Sea Shepherd Conservation Society released photos on Sept. 14 showing hundreds of dolphins from a “super pod” lying dead on the beach as the sea became red with blood.
The marine conservation organization also released a video that showed men grappling onto some dolphins trashing in shallow waters as boats blocked the sea mammals from escaping.
Sea Shepherd believes that the slaughter of 1,428 dolphins last Sept. 12 was the largest single hunt of dolphins or pilot whales in Faroese history and potentially the largest single hunt of sea mammals ever recorded worldwide.

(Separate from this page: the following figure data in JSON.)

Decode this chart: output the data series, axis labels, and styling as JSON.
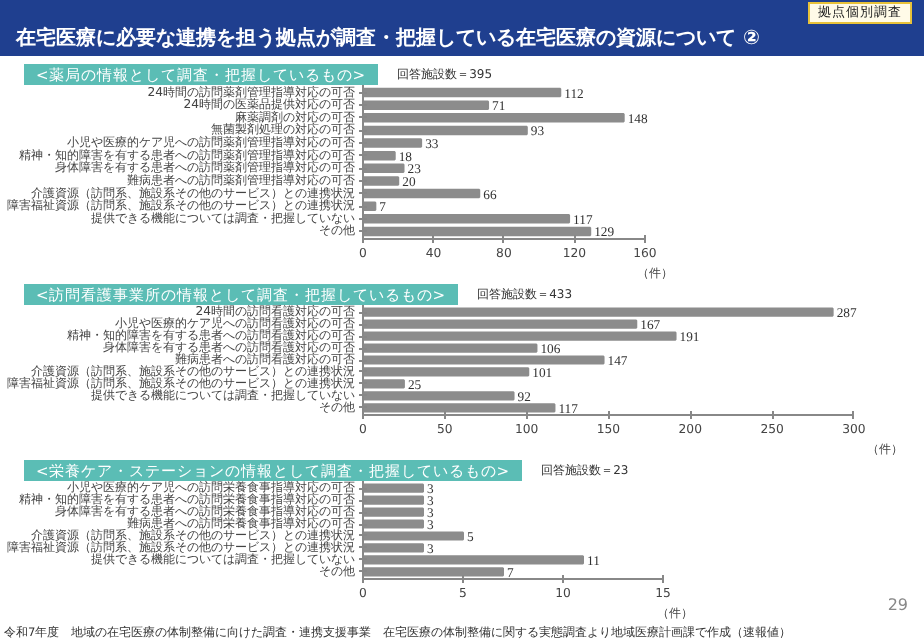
{
  "chart_data": [
    {
      "type": "bar",
      "orientation": "horizontal",
      "title": "<薬局の情報として調査・把握しているもの>",
      "subtitle": "回答施設数＝395",
      "xlabel": "（件）",
      "annotations": [
        "在宅医療に必要な連携を担う拠点が調査・把握している在宅医療の資源について ②",
        "拠点個別調査"
      ],
      "categories": [
        "24時間の訪問薬剤管理指導対応の可否",
        "24時間の医薬品提供対応の可否",
        "麻薬調剤の対応の可否",
        "無菌製剤処理の対応の可否",
        "小児や医療的ケア児への訪問薬剤管理指導対応の可否",
        "精神・知的障害を有する患者への訪問薬剤管理指導対応の可否",
        "身体障害を有する患者への訪問薬剤管理指導対応の可否",
        "難病患者への訪問薬剤管理指導対応の可否",
        "介護資源（訪問系、施設系その他のサービス）との連携状況",
        "障害福祉資源（訪問系、施設系その他のサービス）との連携状況",
        "提供できる機能については調査・把握していない",
        "その他"
      ],
      "values": [
        112,
        71,
        148,
        93,
        33,
        18,
        23,
        20,
        66,
        7,
        117,
        129
      ],
      "color": "#8c8c8c",
      "data_labels": true,
      "xlim": [
        0,
        160
      ],
      "xticks": [
        0,
        40,
        80,
        120,
        160
      ]
    },
    {
      "type": "bar",
      "orientation": "horizontal",
      "title": "<訪問看護事業所の情報として調査・把握しているもの>",
      "subtitle": "回答施設数＝433",
      "xlabel": "（件）",
      "categories": [
        "24時間の訪問看護対応の可否",
        "小児や医療的ケア児への訪問看護対応の可否",
        "精神・知的障害を有する患者への訪問看護対応の可否",
        "身体障害を有する患者への訪問看護対応の可否",
        "難病患者への訪問看護対応の可否",
        "介護資源（訪問系、施設系その他のサービス）との連携状況",
        "障害福祉資源（訪問系、施設系その他のサービス）との連携状況",
        "提供できる機能については調査・把握していない",
        "その他"
      ],
      "values": [
        287,
        167,
        191,
        106,
        147,
        101,
        25,
        92,
        117
      ],
      "color": "#8c8c8c",
      "data_labels": true,
      "xlim": [
        0,
        300
      ],
      "xticks": [
        0,
        50,
        100,
        150,
        200,
        250,
        300
      ]
    },
    {
      "type": "bar",
      "orientation": "horizontal",
      "title": "<栄養ケア・ステーションの情報として調査・把握しているもの>",
      "subtitle": "回答施設数＝23",
      "xlabel": "（件）",
      "annotations": [
        "令和7年度　地域の在宅医療の体制整備に向けた調査・連携支援事業　在宅医療の体制整備に関する実態調査より地域医療計画課で作成（速報値）",
        "29"
      ],
      "categories": [
        "小児や医療的ケア児への訪問栄養食事指導対応の可否",
        "精神・知的障害を有する患者への訪問栄養食事指導対応の可否",
        "身体障害を有する患者への訪問栄養食事指導対応の可否",
        "難病患者への訪問栄養食事指導対応の可否",
        "介護資源（訪問系、施設系その他のサービス）との連携状況",
        "障害福祉資源（訪問系、施設系その他のサービス）との連携状況",
        "提供できる機能については調査・把握していない",
        "その他"
      ],
      "values": [
        3,
        3,
        3,
        3,
        5,
        3,
        11,
        7
      ],
      "color": "#8c8c8c",
      "data_labels": true,
      "xlim": [
        0,
        15
      ],
      "xticks": [
        0,
        5,
        10,
        15
      ]
    }
  ]
}
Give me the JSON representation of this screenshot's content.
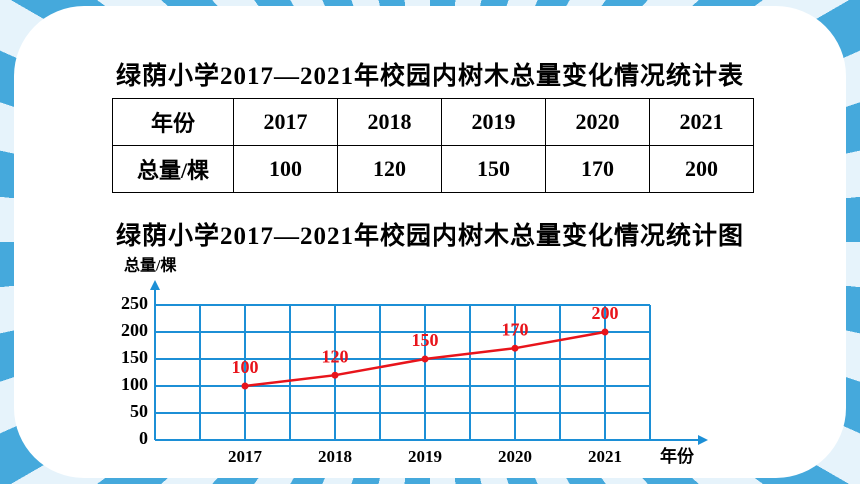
{
  "table_title": "绿荫小学2017—2021年校园内树木总量变化情况统计表",
  "table": {
    "header": [
      "年份",
      "2017",
      "2018",
      "2019",
      "2020",
      "2021"
    ],
    "rows": [
      [
        "总量/棵",
        100,
        120,
        150,
        170,
        200
      ]
    ]
  },
  "chart_data": {
    "type": "line",
    "title": "绿荫小学2017—2021年校园内树木总量变化情况统计图",
    "y_label": "总量/棵",
    "x_label": "年份",
    "categories": [
      "2017",
      "2018",
      "2019",
      "2020",
      "2021"
    ],
    "values": [
      100,
      120,
      150,
      170,
      200
    ],
    "color": "#e8141b",
    "ylim": [
      0,
      250
    ],
    "yticks": [
      0,
      50,
      100,
      150,
      200,
      250
    ],
    "grid": true,
    "grid_color": "#1c8fd6"
  }
}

Marine biologist Bjarni Mikkelsen confirmed in a BBC report that the recent hunt had the largest number of dolphins ever killed in a single day in the islands, with the previous record at 1,200 in 1940.
Sea Shepherd said that the “cruel and unnecessary” hunt brought the total number of sea mammals killed this year in the self-governing Danish archipelago to 2,043.
Faroese have practiced the hunt called “Grindadrap” or the Grind since the ninth century and it involves cutting the necks of the animals with knives or killing them with harpoons.
The government regulates the practice and requires hunters to undergo certified training. However, Sea Shepherd noted that the recent hunt had more dolphin meat “than anyone wants to take.”
Sea Shepherd also said that many of the hunters last Sept. 12 had no license and that the hunt had not been authorized by the proper authority.
Sea Shepherd urged Faroe Islands Fisheries Minister Jacob Vestergaard in an open letter to “do the right thing and listen to the Faroese calling for” the traditional hunt to end.